The wife, film de Björn Runge, commentaire

  Bienvenue sur le site d'un manipulateur de mots, passionné d'écriture, de cinéma, de musique, d'ésotérisme...     

The wife,
      2017, 
 
de : Björn  Runge, 
 
  avec : Glenn Close, Jonathan Pryce, Max Irons, Christian Slater, Harry Lloyd, Elizabeth McGovern, Annie Starke,
 
Musique : Jocelyn Pook

 
   
1992. Joseph Castleman (Jonathan Price), célèbre écrivain, apprend qu'il est le lauréat du Prix Nobel de littérature. En compagnie de son épouse Joan (Glenn Close), il se rend à Stockholm pour la remise du prix. Leur fils David (Max Irons) est du voyage... 
 
   La simplicité de la trame narrative est inversement proportionnelle à la richesse psychologique de l'oeuvre.

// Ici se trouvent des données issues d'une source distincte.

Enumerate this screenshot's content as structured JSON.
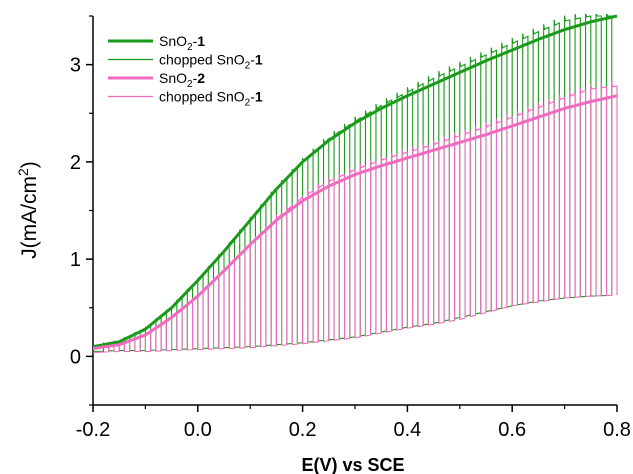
{
  "chart_data": {
    "type": "line",
    "title": "",
    "xlabel": "E(V) vs SCE",
    "ylabel_main": "J(mA/cm",
    "ylabel_sup": "2",
    "ylabel_tail": ")",
    "xlim": [
      -0.2,
      0.8
    ],
    "ylim": [
      -0.5,
      3.5
    ],
    "x_ticks": [
      "-0.2",
      "0.0",
      "0.2",
      "0.4",
      "0.6",
      "0.8"
    ],
    "x_tick_values": [
      -0.2,
      0.0,
      0.2,
      0.4,
      0.6,
      0.8
    ],
    "y_ticks": [
      "0",
      "1",
      "2",
      "3"
    ],
    "y_tick_values": [
      0,
      1,
      2,
      3
    ],
    "grid": false,
    "legend_position": "top-left",
    "colors": {
      "green": "#1a9a1a",
      "pink": "#f06ac0"
    },
    "series": [
      {
        "legend": {
          "prefix": "SnO",
          "sub": "2",
          "suffix": "-",
          "bold": "1"
        },
        "style": "thick",
        "color": "#1a9a1a",
        "x": [
          -0.2,
          -0.15,
          -0.1,
          -0.05,
          0.0,
          0.05,
          0.1,
          0.15,
          0.2,
          0.25,
          0.3,
          0.35,
          0.4,
          0.45,
          0.5,
          0.55,
          0.6,
          0.65,
          0.7,
          0.75,
          0.8
        ],
        "y": [
          0.1,
          0.15,
          0.28,
          0.5,
          0.78,
          1.08,
          1.4,
          1.72,
          2.0,
          2.22,
          2.4,
          2.55,
          2.68,
          2.8,
          2.92,
          3.04,
          3.15,
          3.26,
          3.36,
          3.44,
          3.5
        ]
      },
      {
        "legend": {
          "prefix": "chopped SnO",
          "sub": "2",
          "suffix": "-",
          "bold": "1"
        },
        "style": "thin-chopped",
        "color": "#1a9a1a",
        "chop_start": -0.18,
        "chop_period": 0.02,
        "on_top": [
          0.1,
          0.15,
          0.28,
          0.5,
          0.78,
          1.08,
          1.4,
          1.72,
          2.0,
          2.24,
          2.42,
          2.58,
          2.72,
          2.86,
          2.98,
          3.1,
          3.22,
          3.34,
          3.45,
          3.5,
          3.5
        ],
        "dark": [
          0.05,
          0.06,
          0.06,
          0.07,
          0.08,
          0.09,
          0.1,
          0.12,
          0.14,
          0.17,
          0.2,
          0.25,
          0.3,
          0.34,
          0.4,
          0.46,
          0.52,
          0.57,
          0.6,
          0.62,
          0.63
        ],
        "x": [
          -0.2,
          -0.15,
          -0.1,
          -0.05,
          0.0,
          0.05,
          0.1,
          0.15,
          0.2,
          0.25,
          0.3,
          0.35,
          0.4,
          0.45,
          0.5,
          0.55,
          0.6,
          0.65,
          0.7,
          0.75,
          0.8
        ]
      },
      {
        "legend": {
          "prefix": "SnO",
          "sub": "2",
          "suffix": "-",
          "bold": "2"
        },
        "style": "thick",
        "color": "#f06ac0",
        "x": [
          -0.2,
          -0.15,
          -0.1,
          -0.05,
          0.0,
          0.05,
          0.1,
          0.15,
          0.2,
          0.25,
          0.3,
          0.35,
          0.4,
          0.45,
          0.5,
          0.55,
          0.6,
          0.65,
          0.7,
          0.75,
          0.8
        ],
        "y": [
          0.08,
          0.12,
          0.22,
          0.4,
          0.62,
          0.88,
          1.15,
          1.4,
          1.6,
          1.75,
          1.87,
          1.96,
          2.04,
          2.12,
          2.2,
          2.28,
          2.37,
          2.46,
          2.55,
          2.62,
          2.68
        ]
      },
      {
        "legend": {
          "prefix": "chopped SnO",
          "sub": "2",
          "suffix": "-",
          "bold": "1"
        },
        "style": "thin-chopped",
        "color": "#f06ac0",
        "chop_start": -0.17,
        "chop_period": 0.02,
        "on_top": [
          0.08,
          0.12,
          0.22,
          0.4,
          0.62,
          0.88,
          1.15,
          1.42,
          1.64,
          1.8,
          1.92,
          2.02,
          2.1,
          2.18,
          2.27,
          2.36,
          2.46,
          2.56,
          2.66,
          2.75,
          2.78
        ],
        "dark": [
          0.04,
          0.05,
          0.05,
          0.06,
          0.07,
          0.08,
          0.09,
          0.11,
          0.13,
          0.16,
          0.19,
          0.24,
          0.29,
          0.33,
          0.38,
          0.45,
          0.52,
          0.56,
          0.6,
          0.62,
          0.63
        ],
        "x": [
          -0.2,
          -0.15,
          -0.1,
          -0.05,
          0.0,
          0.05,
          0.1,
          0.15,
          0.2,
          0.25,
          0.3,
          0.35,
          0.4,
          0.45,
          0.5,
          0.55,
          0.6,
          0.65,
          0.7,
          0.75,
          0.8
        ]
      }
    ]
  }
}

Tout commence dans le rose bonbon. La récompense suprême vient couronner une vie consacrée à l'écriture. Joseph et Joan donnent l'apparence d'un couple magnifiquement uni. La joie est manifeste, d'autant plus que leur fille Susannah (Alix Wilton Regan) attend un enfant. Mais, très vite, les failles commencent à apparaître, le vernis du bonheur montre quelques lézardes. David (Max Irons), le fils, apprenti écrivain lui aussi, est mal dans sa peau. Sans être un fin limier, on comprend très vite, dès avant le milieu du film, la clé du problème. Mais ce n'est pas un handicap, car la qualité de l'oeuvre repose avant tout sur la subtile observation de deux personnalités dont l'association, la réussite sociale, reposent sur une duperie. Il y a mystification du public, des sommités littéraires, mais il y a surtout une tromperie interne au couple, construite sur les non dits, sur une suite de compromis, d'envies, de frustrations. Et celle-ci est de loin la plus tragique, puisqu'elle mine en profondeur l'union de deux êtres qui s'aiment malgré tout profondément. 
 
   Nul manichéisme dans cette dissection d'un éclatement programmé. Joseph se révèle au bout du compte assez sympathique, simplement victime d'un égo qu'il a inconsciemment laissé enfler au fil des ans et des réussites littéraires. Mais c'est bien sûr le personnage de Joan, incarné de manière majuscule par une Glenn Close toute en finesse, qui occupe le devant de la scène. A travers d'infimes expressions, des regards plus expressifs que des milliers de mots, elle est véritablement cette épouse qui, plus ou moins volontairement, a totalement mis sa vie de côté, pour laisser s'épanouir la gloire de son époux. Chacun a sa part de responsabilité dans cet état des lieux et le film parvient à rendre aussi perceptible qu'émouvant ce mélange complexe d'amour, de jalousie, de rancoeur, d'inconscience, qui pourrit aussi bien la vie du couple que celle des enfants.